So if the usage pattern of a particular piece of synchronized data is read-mostly, it’s possible to have more than one reader thread in the critical section. But when a write does occur, all other readers (and writers) will block until the current writer is finished. But unless a write is being performed, the code can achieve a higher degree of parallelism.

Usage of the Concurrency APIs

To see how straightforward it is to use the Lock as a replacement for the synchronized keyword, let’s use an example. My canonical example is, of course, a cache:

public interface Cache<K, V> {

    public void put(K key, V value);

    public V get(K key);

}

Let’s look at the pre-Concurrency API implementation that uses “classic” synchronization:

public class ClassicallySynchronizedCache<K, V> implements Cache<K, V> {

    private Map<K, V> cache = new HashMap<K, V>();

    public void put(K key, V value) {
        synchronized (cache) {
            cache.put(key, value);
        }
    }

    public V get(K key) {
        synchronized (cache) {
            return cache.get(key);
        }
    }

}

Pretty straightforward. Our cache allows for insertions and retrievals and uses synchronization to ensure that we don’t have any concurrency issues internal to our java.util.HashMap. Now let’s see how the code can be revised using the Lock API:

public class LockCache<K, V> implements Cache<K, V> {

    private Map<K, V> cache = new HashMap<K, V>();

    private Lock lock = new ReentrantLock();

    public void put(K key, V value) {
        try {
            lock.lock();
            cache.put(key, value);
        } finally {
            lock.unlock();
        }
    }

    public V get(K key) {
        try {
            lock.lock();
            return cache.get(key);
        } finally {
            lock.unlock();
        }
    }

}

As was mentioned, there are no longer blocks of code demarcated by the synchronized keyword. Instead, we have replaced that with a Lock object upon which we lock and unlock around our critical section.
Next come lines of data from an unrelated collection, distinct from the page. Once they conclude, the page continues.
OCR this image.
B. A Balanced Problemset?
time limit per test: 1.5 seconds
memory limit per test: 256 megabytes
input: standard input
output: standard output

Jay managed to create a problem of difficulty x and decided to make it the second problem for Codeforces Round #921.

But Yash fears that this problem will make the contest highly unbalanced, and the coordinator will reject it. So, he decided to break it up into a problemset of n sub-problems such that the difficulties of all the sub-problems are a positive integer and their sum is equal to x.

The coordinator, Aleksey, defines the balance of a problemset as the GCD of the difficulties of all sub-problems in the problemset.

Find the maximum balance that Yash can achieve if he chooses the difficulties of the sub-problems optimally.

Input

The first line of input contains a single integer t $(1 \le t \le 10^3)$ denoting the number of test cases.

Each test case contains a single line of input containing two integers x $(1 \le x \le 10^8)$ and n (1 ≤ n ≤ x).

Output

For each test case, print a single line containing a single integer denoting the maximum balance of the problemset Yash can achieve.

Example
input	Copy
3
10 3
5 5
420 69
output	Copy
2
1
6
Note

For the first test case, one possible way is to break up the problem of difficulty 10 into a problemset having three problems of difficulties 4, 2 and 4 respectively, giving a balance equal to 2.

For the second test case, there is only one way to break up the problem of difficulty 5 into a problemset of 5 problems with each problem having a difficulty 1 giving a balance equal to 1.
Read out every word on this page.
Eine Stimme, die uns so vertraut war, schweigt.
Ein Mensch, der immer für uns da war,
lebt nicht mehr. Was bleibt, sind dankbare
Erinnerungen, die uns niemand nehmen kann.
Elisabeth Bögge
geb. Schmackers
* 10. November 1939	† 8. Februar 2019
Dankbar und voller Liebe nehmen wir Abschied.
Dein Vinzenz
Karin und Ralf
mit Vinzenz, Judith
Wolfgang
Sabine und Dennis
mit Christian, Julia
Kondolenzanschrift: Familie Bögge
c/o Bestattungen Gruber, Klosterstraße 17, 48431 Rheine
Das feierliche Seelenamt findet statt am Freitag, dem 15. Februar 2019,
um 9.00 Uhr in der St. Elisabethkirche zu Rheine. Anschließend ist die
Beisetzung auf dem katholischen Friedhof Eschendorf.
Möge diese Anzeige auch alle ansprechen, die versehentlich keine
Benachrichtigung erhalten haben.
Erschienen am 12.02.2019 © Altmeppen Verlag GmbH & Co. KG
Now let’s implement our Cache using the ReadWriteLock interface:

public class ReadWriteLockCache<K, V> implements Cache<K, V> {

    private Map<K, V> cache = new HashMap<K, V>();

    private ReadWriteLock lock = new ReentrantReadWriteLock();

    public void put(K key, V value) {
        try {
            lock.writeLock().lock();
            cache.put(key, value);
        } finally {
            lock.writeLock().unlock();
        }
    }

    public V get(K key) {
        try {
            lock.readLock().lock();
            return cache.get(key);
        } finally {
            lock.readLock().unlock();
        }
    }

}

The natural progression of the code is to separate the locks used to manage the reads/gets and writes/puts. These are both managed by the ReadWriteLock implementation to ensure that the locks coordinate and function as defined.

Results

But – as they say – the proof is in the pudding. Does all of this actually have any benefit for parallelization? Let’s take a comparative look of these three implementations running under different scenarios.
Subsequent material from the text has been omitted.